Kd 1.27: Alle dipendenze del re

Una volta scoppiarono dei disordini nei distretti periferici governati dal re Bimbisāra. Il re disse ai suoi generali: “Andate a mettere ordine in quei distretti.”
“Sì, signore.”
Ma i soldati più distinti pensarono: “Se andiamo a combattere, faremo ciò che è male e faremo molto demerito. Come possiamo evitare ciò che è male e fare invece ciò che è bene?”
Pensarono: “Questi monaci sakya hanno integrità. Sono celibi e la loro condotta è buona, sono sinceri, morali e hanno un buon carattere. Se intraprendiamo la vita ascetica con loro, eviteremo ciò che è male e faremo ciò che è bene.” Quei soldati andarono allora dai monaci e chiesero di intraprendere la vita ascetica. I monaci diedero loro il consenso di intraprendere la vita ascetica e l’ordinazione completa.
Poco dopo i generali chiesero: “Dove sono i soldati tal dei tali e tal dei tali?”
“Si sono uniti ai monaci.”
I generali si lamentarono e criticarono i monaci: “Come hanno potuto i monaci sakya dare il consenso di intraprendere la vita ascetica a coloro che sono alle dipendenze del re?” Lo dissero al re Bimbisāra.
Il re chiese allora ai giudici: “Qual è la pena per chi dà il consenso di intraprendere la vita ascetica a chi è alle dipendenze del re?”
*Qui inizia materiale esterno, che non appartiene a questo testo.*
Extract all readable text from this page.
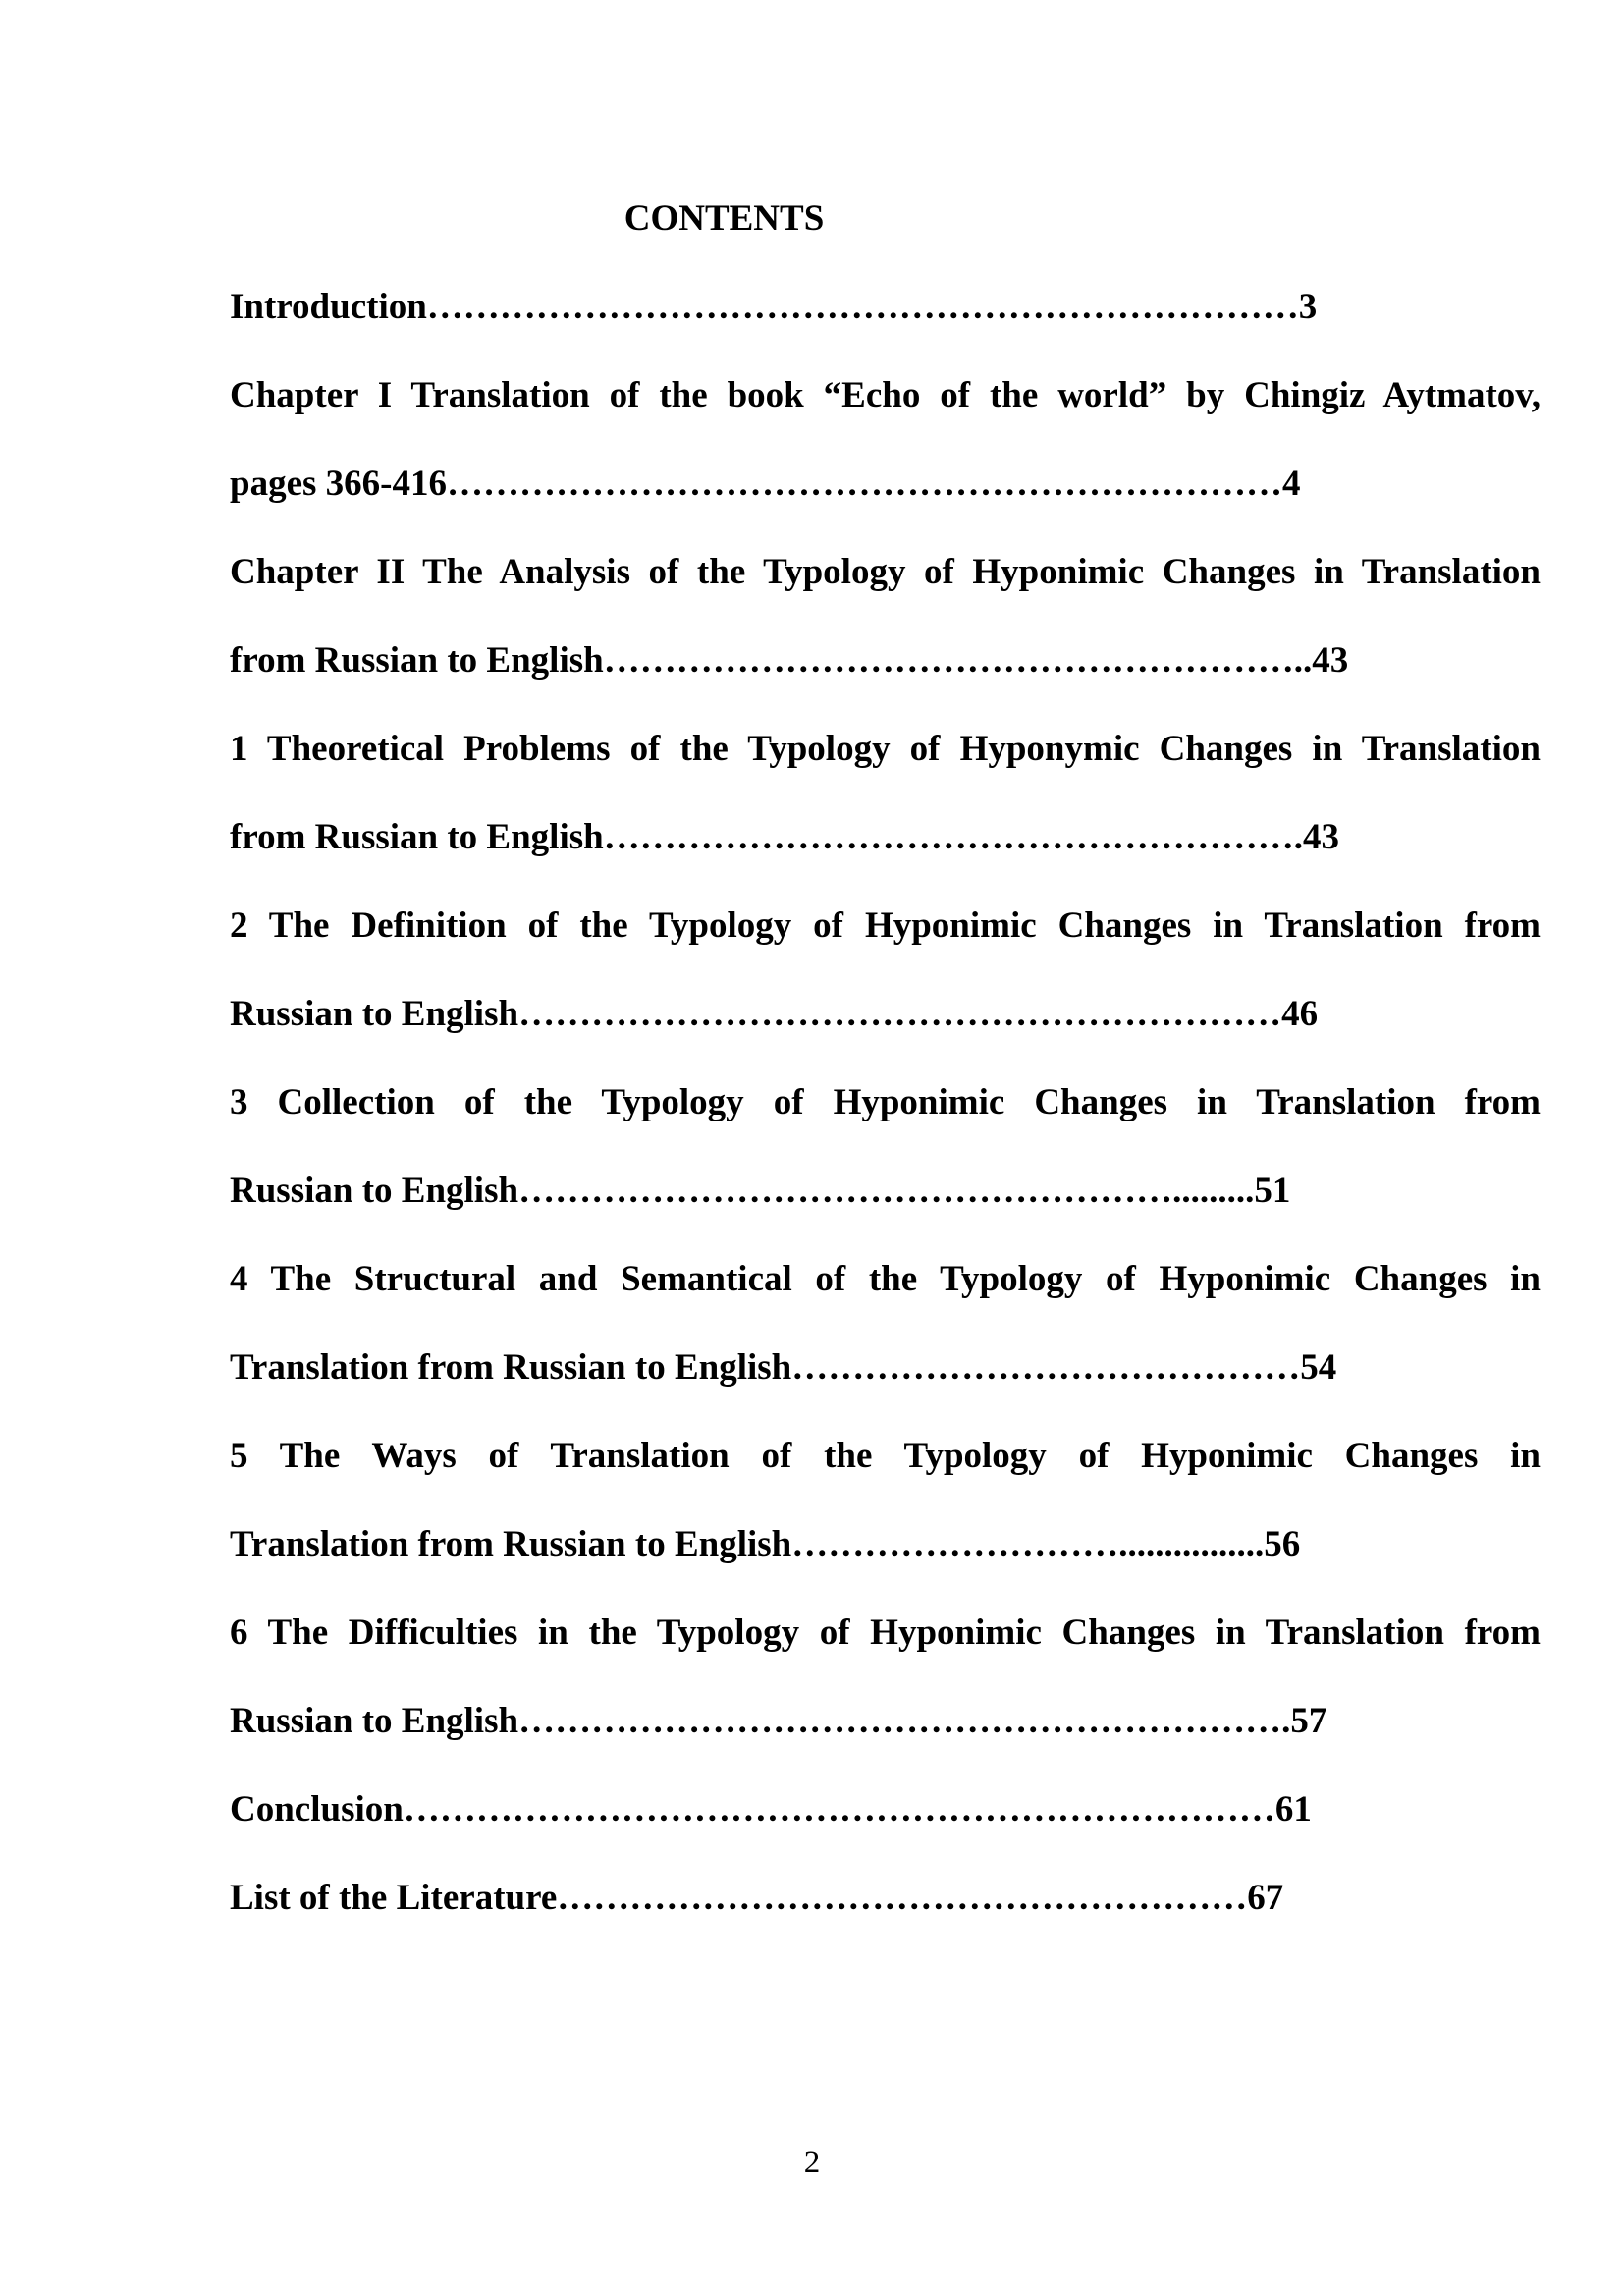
CONTENTS
Introduction………………………………………………………………3
Chapter I Translation of the book “Echo of the world” by Chingiz Aytmatov,
pages 366-416……………………………………………………………4
Chapter II The Analysis of the Typology of Hyponimic Changes in Translation
from Russian to English…………………………………………………..43
1 Theoretical Problems of the Typology of Hyponymic Changes in Translation
from Russian to English………………………………………………….43
2 The Definition of the Typology of Hyponimic Changes in Translation from
Russian to English………………………………………………………46
3 Collection of the Typology of Hyponimic Changes in Translation from
Russian to English……………………………………………….........51
4 The Structural and Semantical of the Typology of Hyponimic Changes in
Translation from Russian to English……………………………………54
5 The Ways of Translation of the Typology of Hyponimic Changes in
Translation from Russian to English………………………................56
6 The Difficulties in the Typology of Hyponimic Changes in Translation from
Russian to English……………………………………………………….57
Conclusion………………………………………………………………61
List of the Literature…………………………………………………67
2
“Al precettore dovrebbe essere tagliata la testa, a chi fa la proclamazione formale dovrebbe essere tagliata la lingua e al gruppo partecipante dovrebbero essere spezzate metà delle costole.”
Il re andò dal Buddha, si inchinò, si sedette e disse: “Signore, ci sono re con poca fede e fiducia. Mettono in difficoltà i monaci anche per piccole questioni. Ti prego, fa’ che i venerabili non diano il consenso di intraprendere la vita ascetica a chi è alle dipendenze di un re.” Il Buddha lo istruì, lo ispirò e lo allietò con un insegnamento. Il re allora si alzò dal suo posto, si inchinò, salutò il Buddha con profondo rispetto e se ne andò. Poco dopo il Buddha diede un insegnamento e si rivolse ai monaci:
“Non dovreste dare il consenso di intraprendere la vita ascetica a chi è alle dipendenze di un re. Se lo fate, commettete una colpa di cattiva condotta.”

Traduzione in Inglese dalla versione Pâli di Bhikkhu Brahmali. Tradotto in italiano da Enzo Alfano.